Możdżonek: lekcja została odrobiona
- Nie powtórzyliśmy błędu z pierwszego spotkania, tak można powiedzieć. Lekcja została odrobiona i możemy głęboko odetchnąć i cieszyć się, gdyż wracamy z Kuby z bardzo dobrym wynikiem – powiedział PlusLidze środkowy reprezentacji Polski Marcin Możdżonek. Polska w drugim meczu w Hawanie wygrała 3:0.
- Pierwszy set drugiego starcia był prowadzony pod nasze dyktando, w drugim mieliśmy odrobinę szczęścia, gdyż ta partia była nerwowa, a także nie popełniliśmy błędu jaki się nam przytrafił w pierwszym dniu i zachowaliśmy zimne głowy. Natomiast set trzeci zaczęliśmy bardzo skutecznie, a nasz rywal przestał grać, taka jest prawda. Udowodniliśmy, że można Kubę pokonać i to bez straty seta – dodaje Marcin Możdżonek.
- Kuba jest dla mnie zespołem który ma najlepszych fizycznie graczy, technicznie także są wyśmienici, ale oni tego nie potrafią wykorzystać, po prostu nie grają zespołowo. Kubańczycy za wszelką cenę chcą zdobyć punkt jak najmocniejszym atakiem czy zagrywką, to są dla nich priorytety. Jedyne za co ich mogę pochwalić to blok, ale też nie do końca. Z nimi trzeba grać inteligentnie, kiwać, przebijać piłkę, czekając na ich błędy – mówi nam środkowy drużyny narodowej.
Mistrz Europy podkreśla, że ważne są mecze z Kubą i Liga Światowa, ale najważniejsze dla biało-czerwonych są w tym roku mistrzostwa świata. – W Italii mamy grać najlepiej jak potrafimy, naszym celem jest super występ na mundialu. Bardzo dużo próbujemy nowych rzeczy, z każdym meczem robimy krok do przodu i to nas cieszy najbardziej – kończy sympatyczny Marcin Możdżonek.

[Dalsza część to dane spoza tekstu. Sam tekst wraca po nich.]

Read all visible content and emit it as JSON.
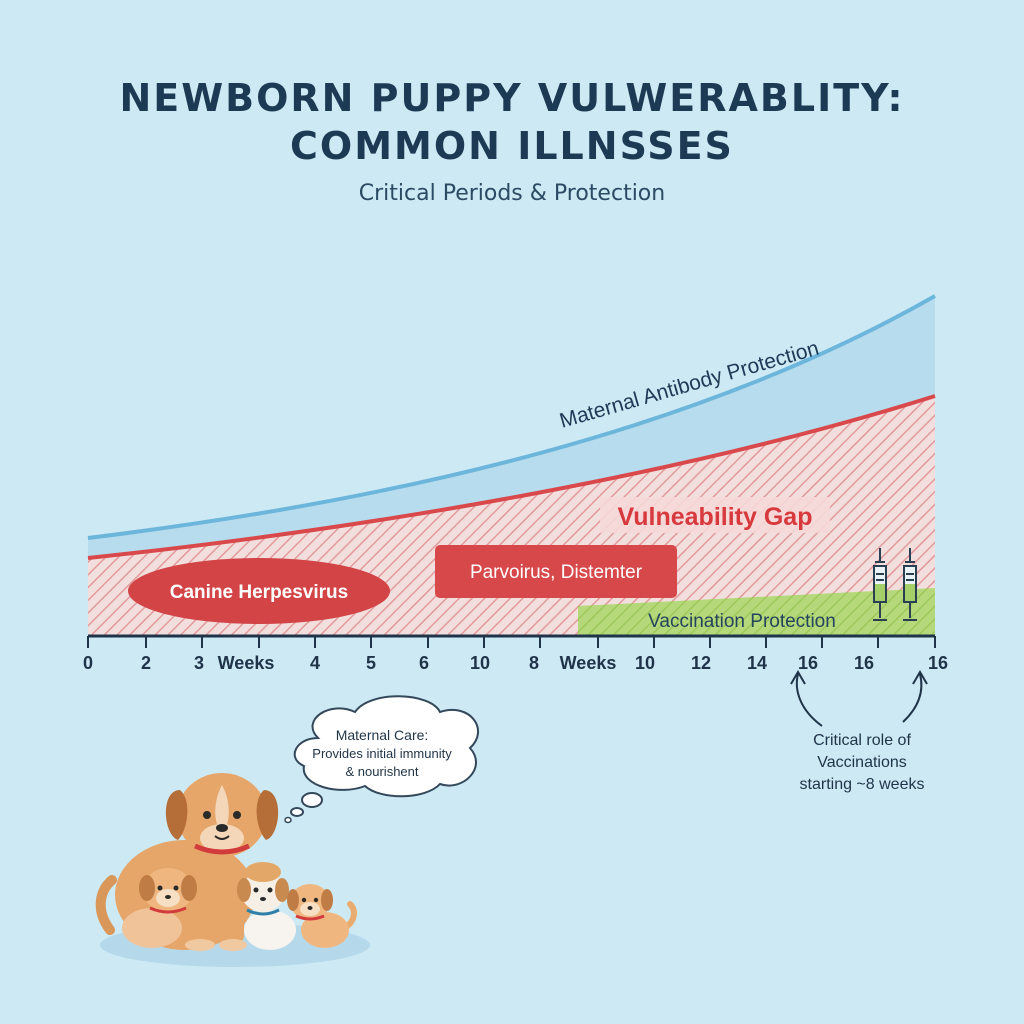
{
  "title_line1": "NEWBORN PUPPY VULWERABLITY:",
  "title_line2": "COMMON ILLNSSES",
  "subtitle": "Critical Periods & Protection",
  "labels": {
    "maternal_antibody": "Maternal Antibody Protection",
    "vulnerability_gap": "Vulneability Gap",
    "herpesvirus": "Canine Herpesvirus",
    "parvo_distemper": "Parvoirus, Distemter",
    "vaccination_protection": "Vaccination Protection"
  },
  "axis_ticks": [
    "0",
    "2",
    "3",
    "Weeks",
    "4",
    "5",
    "6",
    "10",
    "8",
    "Weeks",
    "10",
    "12",
    "14",
    "16",
    "16",
    "16"
  ],
  "critical_note": [
    "Critical role of",
    "Vaccinations",
    "starting ~8 weeks"
  ],
  "maternal_care_bubble": [
    "Maternal Care:",
    "Provides initial immunity",
    "& nourishent"
  ],
  "colors": {
    "background": "#cde9f4",
    "antibody_line": "#6cb6dc",
    "vulnerability_line": "#d9494b",
    "herpes_badge": "#d24446",
    "vaccination_band": "#a6cf66",
    "title": "#1d3a55"
  }
}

Z meczu również zadowolony był Daniel Castellani, który nie krył zadowolenia z gry swoich podopiecznych: Jestem zadowolony z postawy moich zawodników. Ciężka praca zaczyna przynosić efekty. Chcieliśmy na Kubie wygrać przynajmniej jeden mecz i to się udało. Mamy równy skład, który potrafi walczyć i nie straszny mu upał i pechowa porażka z pierwszego spotkania.